Grace Lee Boggs discusses ideas surrounding leadership in We Are the Leaders We’ve Been Looking For. Boggs highlights the impact of grassroot organizing and ways of participating in “bottom-up change”. She used examples such as the the first People of Color Environmental Summit and the Allied Media Conference to provide insight on leaderships in movements. I want to draw parallels between Boggs’ insight on leadership and pop icons in Taiwan. In the context of Taiwan, pop music is one of the most influential medium through which message and politics travel through. I argue that although listeners may not be aware, they are interacting in “bottom-up change” as they become participants and consumers in a cultural change that only came after the lifting of Martial Law. Although they are not actively affecting change, I believe there is significance in the power of consumers in Taiwan in this era. I am not undermining the detrimental effect of capitalism and consumer culture, but would like to highlight the significance of having Taiwanese songs available on the market as well as the tension that arise through western pop music which can be interpreted as imperialist upon local cultural production.

Ronak Kapadia discusses the unique role of sound that provide “relational maps” to its audience (Kapadia 232). He also discusses the idea of “romantic evocation”, while drawing parallels between popular music and “international nationalism” in Sonic Contagions: Bir Flu, Bandung, and the Queer Cartographies of MIA. I believe that Taiwanese pop is doing something similar. For Taiwanese diasporic communities abroad, music becomes one of the most pivotal mediums through which nostalgia is nursed and processed through. Although not necessarily queer in sexuality, divas and female pop icons provide an alternative account for the history of Taiwan and the now booming music industry.

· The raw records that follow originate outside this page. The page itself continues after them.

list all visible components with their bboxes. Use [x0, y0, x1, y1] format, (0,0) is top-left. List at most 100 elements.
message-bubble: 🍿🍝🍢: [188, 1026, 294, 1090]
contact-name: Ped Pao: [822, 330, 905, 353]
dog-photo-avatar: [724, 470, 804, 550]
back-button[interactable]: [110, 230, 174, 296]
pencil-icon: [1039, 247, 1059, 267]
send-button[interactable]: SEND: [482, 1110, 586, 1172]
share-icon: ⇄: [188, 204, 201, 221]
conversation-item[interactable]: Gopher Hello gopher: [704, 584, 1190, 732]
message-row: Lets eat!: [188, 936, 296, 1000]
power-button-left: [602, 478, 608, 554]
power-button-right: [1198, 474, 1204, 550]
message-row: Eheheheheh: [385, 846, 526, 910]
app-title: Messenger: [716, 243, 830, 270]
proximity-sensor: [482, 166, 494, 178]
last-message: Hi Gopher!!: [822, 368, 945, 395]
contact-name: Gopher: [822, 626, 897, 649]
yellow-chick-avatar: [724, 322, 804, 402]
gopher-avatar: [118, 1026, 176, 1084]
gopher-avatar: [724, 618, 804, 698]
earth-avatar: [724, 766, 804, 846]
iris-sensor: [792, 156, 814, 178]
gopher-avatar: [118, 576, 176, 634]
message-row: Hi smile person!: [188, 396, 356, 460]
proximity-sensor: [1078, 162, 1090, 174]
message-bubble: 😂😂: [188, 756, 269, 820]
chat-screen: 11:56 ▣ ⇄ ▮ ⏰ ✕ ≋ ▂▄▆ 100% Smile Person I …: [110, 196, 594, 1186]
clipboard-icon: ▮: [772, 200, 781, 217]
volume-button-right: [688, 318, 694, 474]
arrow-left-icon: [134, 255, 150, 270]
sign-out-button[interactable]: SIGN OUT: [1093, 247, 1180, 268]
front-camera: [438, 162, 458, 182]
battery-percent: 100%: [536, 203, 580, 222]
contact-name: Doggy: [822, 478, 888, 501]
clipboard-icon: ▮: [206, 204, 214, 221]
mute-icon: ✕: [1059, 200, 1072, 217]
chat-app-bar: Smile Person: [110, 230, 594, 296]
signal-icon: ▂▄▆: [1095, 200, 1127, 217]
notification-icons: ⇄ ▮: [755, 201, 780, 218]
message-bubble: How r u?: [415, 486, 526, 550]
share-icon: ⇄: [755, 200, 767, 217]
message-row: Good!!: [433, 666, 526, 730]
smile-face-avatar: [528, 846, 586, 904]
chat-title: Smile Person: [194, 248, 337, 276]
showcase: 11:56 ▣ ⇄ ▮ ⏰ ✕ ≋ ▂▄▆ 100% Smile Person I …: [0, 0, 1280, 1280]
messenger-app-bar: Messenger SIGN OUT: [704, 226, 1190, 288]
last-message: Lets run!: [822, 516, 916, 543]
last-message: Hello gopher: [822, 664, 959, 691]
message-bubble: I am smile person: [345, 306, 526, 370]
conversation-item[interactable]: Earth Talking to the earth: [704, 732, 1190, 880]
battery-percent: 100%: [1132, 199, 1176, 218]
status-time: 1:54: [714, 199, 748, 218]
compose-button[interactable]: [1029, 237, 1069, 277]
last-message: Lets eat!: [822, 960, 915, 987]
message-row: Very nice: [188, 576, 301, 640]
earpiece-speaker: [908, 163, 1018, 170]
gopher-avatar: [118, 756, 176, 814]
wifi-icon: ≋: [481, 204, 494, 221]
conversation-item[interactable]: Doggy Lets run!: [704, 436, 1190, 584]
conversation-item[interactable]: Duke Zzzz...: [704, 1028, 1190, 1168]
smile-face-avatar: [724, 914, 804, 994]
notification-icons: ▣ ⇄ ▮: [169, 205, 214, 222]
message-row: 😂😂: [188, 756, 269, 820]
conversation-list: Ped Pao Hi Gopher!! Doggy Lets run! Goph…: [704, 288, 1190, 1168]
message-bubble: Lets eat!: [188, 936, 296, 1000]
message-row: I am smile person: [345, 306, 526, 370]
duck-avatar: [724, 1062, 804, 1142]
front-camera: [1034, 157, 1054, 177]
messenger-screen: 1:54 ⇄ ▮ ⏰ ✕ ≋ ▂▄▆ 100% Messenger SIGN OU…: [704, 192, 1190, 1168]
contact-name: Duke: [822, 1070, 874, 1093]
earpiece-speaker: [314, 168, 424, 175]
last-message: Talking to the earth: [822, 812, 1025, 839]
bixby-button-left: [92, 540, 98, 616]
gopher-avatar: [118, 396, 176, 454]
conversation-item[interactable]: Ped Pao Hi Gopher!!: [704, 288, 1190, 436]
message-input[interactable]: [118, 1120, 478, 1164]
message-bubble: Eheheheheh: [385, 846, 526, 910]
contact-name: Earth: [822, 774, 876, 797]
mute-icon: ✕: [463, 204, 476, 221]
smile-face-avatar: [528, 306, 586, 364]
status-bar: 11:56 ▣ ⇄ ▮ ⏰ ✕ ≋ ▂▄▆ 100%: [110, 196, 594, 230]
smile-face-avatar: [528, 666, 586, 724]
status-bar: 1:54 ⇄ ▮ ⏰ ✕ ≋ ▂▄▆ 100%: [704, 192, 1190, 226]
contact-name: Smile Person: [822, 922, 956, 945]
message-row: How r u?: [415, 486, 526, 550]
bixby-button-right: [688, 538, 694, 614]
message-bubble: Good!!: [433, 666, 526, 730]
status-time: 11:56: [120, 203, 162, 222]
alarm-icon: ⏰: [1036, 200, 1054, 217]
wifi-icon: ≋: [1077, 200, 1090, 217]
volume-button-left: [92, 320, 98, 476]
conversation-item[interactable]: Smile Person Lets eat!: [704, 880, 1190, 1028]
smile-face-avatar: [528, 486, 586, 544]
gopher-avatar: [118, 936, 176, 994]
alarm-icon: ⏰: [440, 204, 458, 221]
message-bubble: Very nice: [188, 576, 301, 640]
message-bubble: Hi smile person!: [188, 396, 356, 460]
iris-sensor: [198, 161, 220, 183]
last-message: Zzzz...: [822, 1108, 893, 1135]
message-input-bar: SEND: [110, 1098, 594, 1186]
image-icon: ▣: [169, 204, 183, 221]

Taiwanese “divas” were born out of political necessity; female political activists who challenged dominant regimes with their own bodies and lives as well as female pop stars that provide a different taste for the music of local people. Through highlighting two seemingly unrelated groups of people, pop stars and political activists, I hope to bring forth a different story of power, revolution, resistance. Soong Ai-Ling influenced the politics of Kuomingtang (KMT), the ruling regime in mainland China and later Taiwan, for sixty years. She was also the international spokesperson for the Republic during her most active years. Kiku-Chen and Annette Lu two of the most prominent activists arrested during the “Kaohsiung Incident”, which was a response to KMT’s “White Terror” which resulted in 140,000 political prisoners and 4000 executions for perceived opposition to the government. (Taiwan Timeline) With the lifting of the Martial Law in 1987, the music industry also boomed. Fung Fei-fei and Jody Chiang are two out of the many divas beloved by the Taiwanese people, including my parents, in the late 80’s and 90’s.

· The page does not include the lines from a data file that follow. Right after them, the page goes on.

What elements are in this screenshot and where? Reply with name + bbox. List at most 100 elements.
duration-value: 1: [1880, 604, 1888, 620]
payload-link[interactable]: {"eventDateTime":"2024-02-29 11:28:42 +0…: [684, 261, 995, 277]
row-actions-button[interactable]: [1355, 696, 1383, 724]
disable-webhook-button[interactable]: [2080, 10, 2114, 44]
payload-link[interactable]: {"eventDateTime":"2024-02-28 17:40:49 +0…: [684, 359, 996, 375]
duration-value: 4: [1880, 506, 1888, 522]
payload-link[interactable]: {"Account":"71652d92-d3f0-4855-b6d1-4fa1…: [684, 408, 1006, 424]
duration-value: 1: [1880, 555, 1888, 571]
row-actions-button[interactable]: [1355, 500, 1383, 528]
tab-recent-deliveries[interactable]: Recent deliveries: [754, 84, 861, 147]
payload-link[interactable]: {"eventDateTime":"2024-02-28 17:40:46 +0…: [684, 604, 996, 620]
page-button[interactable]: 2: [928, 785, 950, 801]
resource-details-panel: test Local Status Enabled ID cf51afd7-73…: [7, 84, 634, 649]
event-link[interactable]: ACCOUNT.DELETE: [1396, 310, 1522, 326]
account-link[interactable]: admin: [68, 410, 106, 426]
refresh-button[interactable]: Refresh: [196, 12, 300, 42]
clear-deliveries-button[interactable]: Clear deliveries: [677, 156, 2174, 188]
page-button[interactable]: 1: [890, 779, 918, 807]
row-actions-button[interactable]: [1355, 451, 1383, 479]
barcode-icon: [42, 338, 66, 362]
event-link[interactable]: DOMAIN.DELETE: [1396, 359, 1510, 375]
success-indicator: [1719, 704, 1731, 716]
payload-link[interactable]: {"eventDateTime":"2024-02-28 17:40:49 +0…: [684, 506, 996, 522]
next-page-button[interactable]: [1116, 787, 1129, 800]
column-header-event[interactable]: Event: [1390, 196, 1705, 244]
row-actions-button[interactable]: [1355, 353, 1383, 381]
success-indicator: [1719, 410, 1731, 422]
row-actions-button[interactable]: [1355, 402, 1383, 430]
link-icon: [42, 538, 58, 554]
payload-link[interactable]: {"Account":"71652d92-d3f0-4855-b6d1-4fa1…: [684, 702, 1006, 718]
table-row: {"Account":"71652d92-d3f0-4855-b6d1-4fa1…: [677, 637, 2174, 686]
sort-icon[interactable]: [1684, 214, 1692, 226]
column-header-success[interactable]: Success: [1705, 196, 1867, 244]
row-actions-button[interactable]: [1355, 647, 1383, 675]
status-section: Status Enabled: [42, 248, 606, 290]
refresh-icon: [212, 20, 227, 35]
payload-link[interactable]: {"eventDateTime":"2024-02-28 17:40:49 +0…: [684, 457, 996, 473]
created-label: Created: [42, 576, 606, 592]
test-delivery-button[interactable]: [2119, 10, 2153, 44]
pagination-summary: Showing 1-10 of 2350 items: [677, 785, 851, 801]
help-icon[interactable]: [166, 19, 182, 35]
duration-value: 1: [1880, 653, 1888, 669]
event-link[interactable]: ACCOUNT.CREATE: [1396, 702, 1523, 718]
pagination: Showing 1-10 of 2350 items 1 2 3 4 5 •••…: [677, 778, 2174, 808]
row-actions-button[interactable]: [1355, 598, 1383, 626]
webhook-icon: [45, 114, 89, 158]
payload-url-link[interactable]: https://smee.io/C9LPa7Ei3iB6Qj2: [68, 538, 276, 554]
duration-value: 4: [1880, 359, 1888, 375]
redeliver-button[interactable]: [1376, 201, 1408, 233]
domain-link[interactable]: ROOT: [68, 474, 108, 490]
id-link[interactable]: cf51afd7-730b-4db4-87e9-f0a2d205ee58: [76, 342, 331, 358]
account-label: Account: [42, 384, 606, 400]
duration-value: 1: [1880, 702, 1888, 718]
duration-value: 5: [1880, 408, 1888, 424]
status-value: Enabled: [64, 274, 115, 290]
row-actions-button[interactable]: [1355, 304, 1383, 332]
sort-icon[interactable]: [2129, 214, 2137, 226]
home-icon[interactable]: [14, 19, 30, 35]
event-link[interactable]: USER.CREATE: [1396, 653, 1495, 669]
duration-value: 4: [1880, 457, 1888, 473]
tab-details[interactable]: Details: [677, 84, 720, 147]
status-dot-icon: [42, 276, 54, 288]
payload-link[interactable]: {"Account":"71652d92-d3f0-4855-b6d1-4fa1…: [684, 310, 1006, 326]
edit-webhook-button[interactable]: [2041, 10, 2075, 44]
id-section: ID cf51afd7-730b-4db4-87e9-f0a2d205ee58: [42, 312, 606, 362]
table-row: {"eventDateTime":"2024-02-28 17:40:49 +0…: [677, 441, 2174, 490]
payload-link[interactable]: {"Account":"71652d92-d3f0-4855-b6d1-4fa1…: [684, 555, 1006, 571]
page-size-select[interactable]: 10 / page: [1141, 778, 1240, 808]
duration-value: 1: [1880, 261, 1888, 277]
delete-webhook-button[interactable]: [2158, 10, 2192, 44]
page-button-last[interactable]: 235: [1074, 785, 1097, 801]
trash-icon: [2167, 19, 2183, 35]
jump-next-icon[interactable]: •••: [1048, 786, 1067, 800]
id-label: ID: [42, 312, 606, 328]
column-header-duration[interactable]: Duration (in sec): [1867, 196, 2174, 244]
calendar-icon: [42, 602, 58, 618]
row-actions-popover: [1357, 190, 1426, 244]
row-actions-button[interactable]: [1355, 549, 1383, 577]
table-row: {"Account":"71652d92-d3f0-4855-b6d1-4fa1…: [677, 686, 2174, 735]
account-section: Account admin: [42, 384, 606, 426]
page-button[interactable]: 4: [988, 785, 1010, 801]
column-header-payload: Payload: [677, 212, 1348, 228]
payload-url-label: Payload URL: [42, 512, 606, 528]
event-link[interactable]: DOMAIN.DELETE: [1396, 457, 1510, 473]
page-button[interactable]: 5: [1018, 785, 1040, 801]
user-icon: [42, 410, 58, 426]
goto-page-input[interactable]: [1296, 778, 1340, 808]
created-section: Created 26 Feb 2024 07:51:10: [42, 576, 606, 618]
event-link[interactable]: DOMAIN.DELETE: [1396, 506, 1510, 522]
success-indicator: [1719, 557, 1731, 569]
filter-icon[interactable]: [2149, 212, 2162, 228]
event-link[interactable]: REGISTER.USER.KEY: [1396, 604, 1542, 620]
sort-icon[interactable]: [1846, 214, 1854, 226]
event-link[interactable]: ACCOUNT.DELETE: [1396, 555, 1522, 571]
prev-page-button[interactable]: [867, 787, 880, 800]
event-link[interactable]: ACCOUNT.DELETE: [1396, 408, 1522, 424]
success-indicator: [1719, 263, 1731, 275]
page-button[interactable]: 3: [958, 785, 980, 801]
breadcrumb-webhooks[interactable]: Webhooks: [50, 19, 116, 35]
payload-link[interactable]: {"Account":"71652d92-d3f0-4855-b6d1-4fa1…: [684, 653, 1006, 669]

The Music industry, and political figures reflect local and contextual political climates. Although these figures have tremendous sphere of influence and are linked with changes in histories, they are not highlighted in mainstream movements, accounts of history, or stories of resistance. I wanted to highlight these different figures throughout Taiwanese history to discuss how we may draw inspiration from icons whose ideologies may not match with our own. However, I am not trying to encourage people to buy in to political propaganda or manipulative business strategies in which any music industry employ, but rather to understand nuances between feeling the influence, understanding implications, knowing history, and gaining inspiration from different icons. I hope that this essay provides a small gateway for people, particularly youth and queer people, who fall outside mainstream “Taiwanese” identities to be inspired with a mainstream icon/idea but also become aware of their particular role/standing in this globalized world.